Robbins’ units were configured to have 12.5 bathrooms and 12 bedrooms over 11,747 square feet, according to a listing. Robbins is getting the apartments as a “white box,” meaning the space is being customized and will likely vary in terms of rooms and layout. The average size for all recorded condominium sales in New York City since 2003 is about 1,200 square feet, according to CityRealty.
The $37.9 million purchase price was the 40th most expensive in New York City history, according to data tracked by CityRealty since 2003. It is also the most ever paid for an apartment east of Third Avenue, a boundary that many of the city’s wealthiest residents preferred not to cross.

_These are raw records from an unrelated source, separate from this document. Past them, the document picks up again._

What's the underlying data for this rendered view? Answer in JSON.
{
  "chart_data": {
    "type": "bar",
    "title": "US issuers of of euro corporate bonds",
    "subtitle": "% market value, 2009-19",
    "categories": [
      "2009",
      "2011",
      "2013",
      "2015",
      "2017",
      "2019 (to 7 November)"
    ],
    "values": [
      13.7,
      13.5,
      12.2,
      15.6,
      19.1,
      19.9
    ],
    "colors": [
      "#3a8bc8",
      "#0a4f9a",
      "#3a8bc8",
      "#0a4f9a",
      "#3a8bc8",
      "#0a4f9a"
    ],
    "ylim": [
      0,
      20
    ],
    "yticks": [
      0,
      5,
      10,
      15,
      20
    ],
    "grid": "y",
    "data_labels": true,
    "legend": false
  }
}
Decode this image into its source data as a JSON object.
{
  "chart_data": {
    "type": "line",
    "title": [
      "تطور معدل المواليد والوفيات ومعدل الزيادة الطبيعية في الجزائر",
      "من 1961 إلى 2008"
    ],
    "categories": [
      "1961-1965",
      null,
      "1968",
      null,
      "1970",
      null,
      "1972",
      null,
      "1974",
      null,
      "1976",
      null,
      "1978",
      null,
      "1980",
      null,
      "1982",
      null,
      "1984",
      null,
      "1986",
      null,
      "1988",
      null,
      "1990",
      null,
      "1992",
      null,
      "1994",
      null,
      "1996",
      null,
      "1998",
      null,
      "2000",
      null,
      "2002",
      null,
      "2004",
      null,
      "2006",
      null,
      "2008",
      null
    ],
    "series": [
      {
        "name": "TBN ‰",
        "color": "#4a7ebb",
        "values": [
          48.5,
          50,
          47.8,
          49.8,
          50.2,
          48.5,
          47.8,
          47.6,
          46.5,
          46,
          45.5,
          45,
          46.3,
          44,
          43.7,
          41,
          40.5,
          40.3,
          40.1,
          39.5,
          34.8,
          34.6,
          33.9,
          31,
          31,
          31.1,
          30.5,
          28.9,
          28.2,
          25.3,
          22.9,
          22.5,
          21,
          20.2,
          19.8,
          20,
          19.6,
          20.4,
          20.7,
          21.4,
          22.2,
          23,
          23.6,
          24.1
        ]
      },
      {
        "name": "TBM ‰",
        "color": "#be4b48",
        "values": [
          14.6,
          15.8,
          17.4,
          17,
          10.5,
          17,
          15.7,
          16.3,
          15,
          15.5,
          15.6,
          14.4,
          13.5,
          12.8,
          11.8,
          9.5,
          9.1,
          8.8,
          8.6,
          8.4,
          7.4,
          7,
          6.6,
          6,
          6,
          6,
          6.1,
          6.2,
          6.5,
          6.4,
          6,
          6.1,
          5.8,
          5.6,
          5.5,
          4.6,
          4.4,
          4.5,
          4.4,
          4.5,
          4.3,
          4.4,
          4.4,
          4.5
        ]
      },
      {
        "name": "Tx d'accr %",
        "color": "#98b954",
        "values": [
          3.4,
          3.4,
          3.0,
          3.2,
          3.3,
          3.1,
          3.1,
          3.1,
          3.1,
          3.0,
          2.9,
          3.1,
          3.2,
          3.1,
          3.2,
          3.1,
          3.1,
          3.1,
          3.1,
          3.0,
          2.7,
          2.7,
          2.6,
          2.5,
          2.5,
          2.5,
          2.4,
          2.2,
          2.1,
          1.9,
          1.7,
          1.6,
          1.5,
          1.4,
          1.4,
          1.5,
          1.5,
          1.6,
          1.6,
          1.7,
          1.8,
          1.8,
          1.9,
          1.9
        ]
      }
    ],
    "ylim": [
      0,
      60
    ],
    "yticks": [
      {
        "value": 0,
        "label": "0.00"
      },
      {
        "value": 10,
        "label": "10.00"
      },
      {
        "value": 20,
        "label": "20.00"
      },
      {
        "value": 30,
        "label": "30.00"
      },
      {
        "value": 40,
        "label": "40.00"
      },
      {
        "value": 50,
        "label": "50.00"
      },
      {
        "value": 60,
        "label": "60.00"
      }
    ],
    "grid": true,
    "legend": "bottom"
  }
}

A Robbins relative recently used another limited liability company to buy the 27th and 28th floors at The Charles for $20.7 million, according to the sources. That apartment - listed at 7,198 square feet with 8 bedrooms and 8 bathrooms - is being used as an investment property, according to another person familiar with the situation. It is immediately below Robbins’ apartment.
Glenview, which manages $8.8 billion, has headquarters in the General Motors Building on Fifth Avenue, located slightly less than 1 mile from The Charles, built in 2014.
Robbins wrote in an apologetic October 26 letter to clients that the past three months - when the losses were incurred - were “exceedingly disappointing and frustrating” and that he would “earn nothing” in compensation this year.
But since inception in 2000, Glenview’s main stock-focused fund has averaged annual returns of about 13 percent, according to an HSBC report. The Standard & Poor’s 500’s average annual returns, with dividends, were about 4.6 percent over that period.
Robbins is married and has four children from a previous marriage. He already has homes in Alpine, New Jersey - complete with an indoor ice hockey rink on the property - and in Southampton on New York’s Long Island.
News of Robbins’ purchase was first reported by The New York Times on Friday.